When the show premiered, I wrote about the opportunity to create a female driven-show, with Peggy’s dreams and desires as the engine of the story. Season One ultimately succeeded at about half of that. Peggy’s sense of responsibility for Steve’s death, and her attempt to find a way to serve in civilian life, provided the emotional weight of the series.

The plot mechanism, however, was mostly driven by the need to clear Howard Stark’s name and recover his stolen inventions. The tension of the story was, primarily, “Will Howard’s name be cleared?” It is (perhaps too) well established that I find Howard Stark, as played by Dominic Cooper, to be one of the most appealing characters in the history of fiction. However, even I will admit that this is a structural weakness in a show with Peggy Carter as the ostensible protagonist.

It’s Peggy’s show. Let the show be about her.

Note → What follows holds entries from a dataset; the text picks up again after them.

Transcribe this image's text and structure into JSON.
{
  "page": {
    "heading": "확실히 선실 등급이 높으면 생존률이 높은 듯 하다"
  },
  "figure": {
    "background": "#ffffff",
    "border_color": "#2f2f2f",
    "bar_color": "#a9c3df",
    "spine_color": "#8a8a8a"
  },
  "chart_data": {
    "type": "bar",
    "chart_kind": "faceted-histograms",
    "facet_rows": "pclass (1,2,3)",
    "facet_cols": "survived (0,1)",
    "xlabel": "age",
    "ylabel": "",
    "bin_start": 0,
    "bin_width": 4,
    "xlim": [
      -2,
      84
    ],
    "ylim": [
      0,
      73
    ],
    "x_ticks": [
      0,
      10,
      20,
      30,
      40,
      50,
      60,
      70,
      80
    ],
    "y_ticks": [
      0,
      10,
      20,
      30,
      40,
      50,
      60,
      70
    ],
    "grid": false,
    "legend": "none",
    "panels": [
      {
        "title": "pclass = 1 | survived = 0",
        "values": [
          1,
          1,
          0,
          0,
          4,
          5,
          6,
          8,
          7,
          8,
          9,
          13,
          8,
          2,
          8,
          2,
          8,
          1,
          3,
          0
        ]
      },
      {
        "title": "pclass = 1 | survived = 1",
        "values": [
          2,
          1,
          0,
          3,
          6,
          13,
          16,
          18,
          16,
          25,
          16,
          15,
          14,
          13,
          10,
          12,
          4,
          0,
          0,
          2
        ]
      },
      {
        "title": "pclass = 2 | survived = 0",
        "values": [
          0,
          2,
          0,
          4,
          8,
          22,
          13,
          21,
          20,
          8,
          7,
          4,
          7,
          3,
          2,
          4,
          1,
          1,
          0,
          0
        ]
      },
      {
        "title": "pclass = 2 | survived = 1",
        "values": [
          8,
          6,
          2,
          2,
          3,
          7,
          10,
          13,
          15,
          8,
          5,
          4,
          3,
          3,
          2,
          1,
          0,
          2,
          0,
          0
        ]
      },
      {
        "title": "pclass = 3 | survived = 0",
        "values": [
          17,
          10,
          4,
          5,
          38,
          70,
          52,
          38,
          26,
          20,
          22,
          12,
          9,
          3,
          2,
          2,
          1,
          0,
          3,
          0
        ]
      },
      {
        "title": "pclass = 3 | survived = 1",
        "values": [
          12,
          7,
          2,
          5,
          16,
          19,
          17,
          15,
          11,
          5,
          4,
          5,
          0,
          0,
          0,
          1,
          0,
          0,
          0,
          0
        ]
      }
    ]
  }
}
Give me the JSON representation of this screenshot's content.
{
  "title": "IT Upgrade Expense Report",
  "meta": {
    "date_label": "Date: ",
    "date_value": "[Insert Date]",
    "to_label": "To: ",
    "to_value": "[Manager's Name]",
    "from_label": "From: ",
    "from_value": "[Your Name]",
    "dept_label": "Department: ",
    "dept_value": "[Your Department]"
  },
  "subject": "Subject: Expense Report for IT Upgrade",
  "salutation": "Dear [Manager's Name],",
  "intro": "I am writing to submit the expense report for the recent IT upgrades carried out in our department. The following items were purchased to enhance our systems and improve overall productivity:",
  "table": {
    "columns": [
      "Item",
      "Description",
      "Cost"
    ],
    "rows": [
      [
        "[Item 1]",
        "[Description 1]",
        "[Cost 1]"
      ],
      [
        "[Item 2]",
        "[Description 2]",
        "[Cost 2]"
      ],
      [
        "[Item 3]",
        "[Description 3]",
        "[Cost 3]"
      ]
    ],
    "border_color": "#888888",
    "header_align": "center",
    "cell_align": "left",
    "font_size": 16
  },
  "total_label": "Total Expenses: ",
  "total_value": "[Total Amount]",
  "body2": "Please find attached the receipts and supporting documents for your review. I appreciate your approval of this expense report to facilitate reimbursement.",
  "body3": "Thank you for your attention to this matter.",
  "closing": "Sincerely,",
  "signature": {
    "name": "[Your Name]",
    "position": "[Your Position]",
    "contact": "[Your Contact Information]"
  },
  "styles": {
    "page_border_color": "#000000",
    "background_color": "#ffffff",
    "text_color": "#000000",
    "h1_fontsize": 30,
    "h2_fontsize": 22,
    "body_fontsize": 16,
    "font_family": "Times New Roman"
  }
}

Angie, in a waitress uniform, holding a coffee pot

More Angie please!

4. More Angie, More Jarvis, and Just Enough Howard

So far, only Hayley Atwell has been confirmed as a member of next season’s cast. Obviously, she’ll need supporting characters. Angie Martinelli (Lyndsy Fonseca) is a character every right-thinking viewer would like to see back. Peggy may be headed for the West Coast, which would be a perfect chance for Angie to get her shot at stardom — and do some undercover work, as well.

Peggy’s partnership with Jarvis was another highlight of Season One; fingers crossed we’ll see more of James D’Arcy, and maybe even Jarvis’s elusive wife.

As for Howard, well — the guy is such a force of nature even I know he’s best used sparingly. If Dominic Cooper is busy starring in Preacher, this might sort itself out. It would be nice to have a cameo, at least, and see how smoothly Howard really move among the stars of Hollywood. (Didn’t I mention? I’m not made of stone.)

So that’s my wishlist. What are your hopes for Season 2 of Agent Carter?